The auditing judge ruled that under the circumstances as then presented to him no such intention to create a tenancy by the entireties was evidenced by decedent, and that the act of the administrator and the spouse in filing a joint return after the death of decedent could not create a tenancy by the entireties in these tax payments. However, exceptant has submitted additional facts which establish that for several years preceding the death of this decedent, he and his wife had filed joint returns. In addition, exceptant has obtained a photostat of decedent’s form W-4 “Employee’s Withholding Exemption Certificate” executed in 1945 and in effect at the time of this decedent’s death. In this form decedent claimed two exemptions, one for himself and one for his wife, thus indicating that decedent intended to file a joint return with his spouse. Counsel for the other parties have agreed that this document be made a part of the record.

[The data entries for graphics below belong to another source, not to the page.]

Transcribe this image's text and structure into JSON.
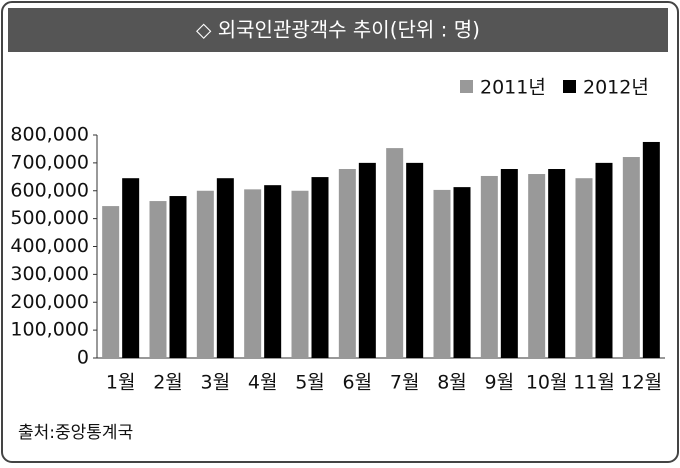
{
  "chart_data": {
    "type": "bar",
    "title": "◇ 외국인관광객수 추이(단위 : 명)",
    "source": "출처:중앙통계국",
    "categories": [
      "1월",
      "2월",
      "3월",
      "4월",
      "5월",
      "6월",
      "7월",
      "8월",
      "9월",
      "10월",
      "11월",
      "12월"
    ],
    "series": [
      {
        "name": "2011년",
        "color": "#999999",
        "values": [
          545000,
          563000,
          600000,
          605000,
          600000,
          678000,
          753000,
          603000,
          653000,
          660000,
          645000,
          721000
        ]
      },
      {
        "name": "2012년",
        "color": "#000000",
        "values": [
          645000,
          581000,
          645000,
          620000,
          649000,
          700000,
          700000,
          613000,
          678000,
          678000,
          700000,
          775000
        ]
      }
    ],
    "ylim": [
      0,
      800000
    ],
    "yticks": [
      0,
      {
        "value": 100000,
        "label": "100,000"
      },
      {
        "value": 200000,
        "label": "200,000"
      },
      {
        "value": 300000,
        "label": "300,000"
      },
      {
        "value": 400000,
        "label": "400,000"
      },
      {
        "value": 500000,
        "label": "500,000"
      },
      {
        "value": 600000,
        "label": "600,000"
      },
      {
        "value": 700000,
        "label": "700,000"
      },
      {
        "value": 800000,
        "label": "800,000"
      }
    ],
    "legend": "top-right"
  }
}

In light of these additional facts, this court agrees with counsel for exceptant that decedent by his conduct during his lifetime evidenced an intention that these income taxes withheld from his salary were in effect a deposit in a joint account of both spouses accumulated for the purpose of paying taxes on a joint return. *484Hence, as in Green Estate, 14 D. & C. 2d 595, where the court found that filing of the joint declaration of estimated income tax and payment of two quarterly payments thereon constituted evidence of an intention to create a tenancy by the entireties in these payments, so here decedent by his conduct has indicated a similar intention.
Accordingly the ruling of the auditing judge in this regard is hereby reversed, and the claim of the widow, Florence L. MacNeill, for the $688.98 representing the refund of overpayment of income tax, is hereby allowed.
And now, July 31, 1959, exceptions 1 to 4 inclusive are hereby sustained and in all other respects the adjudication of April 24, 1959, is hereby confirmed absolutely.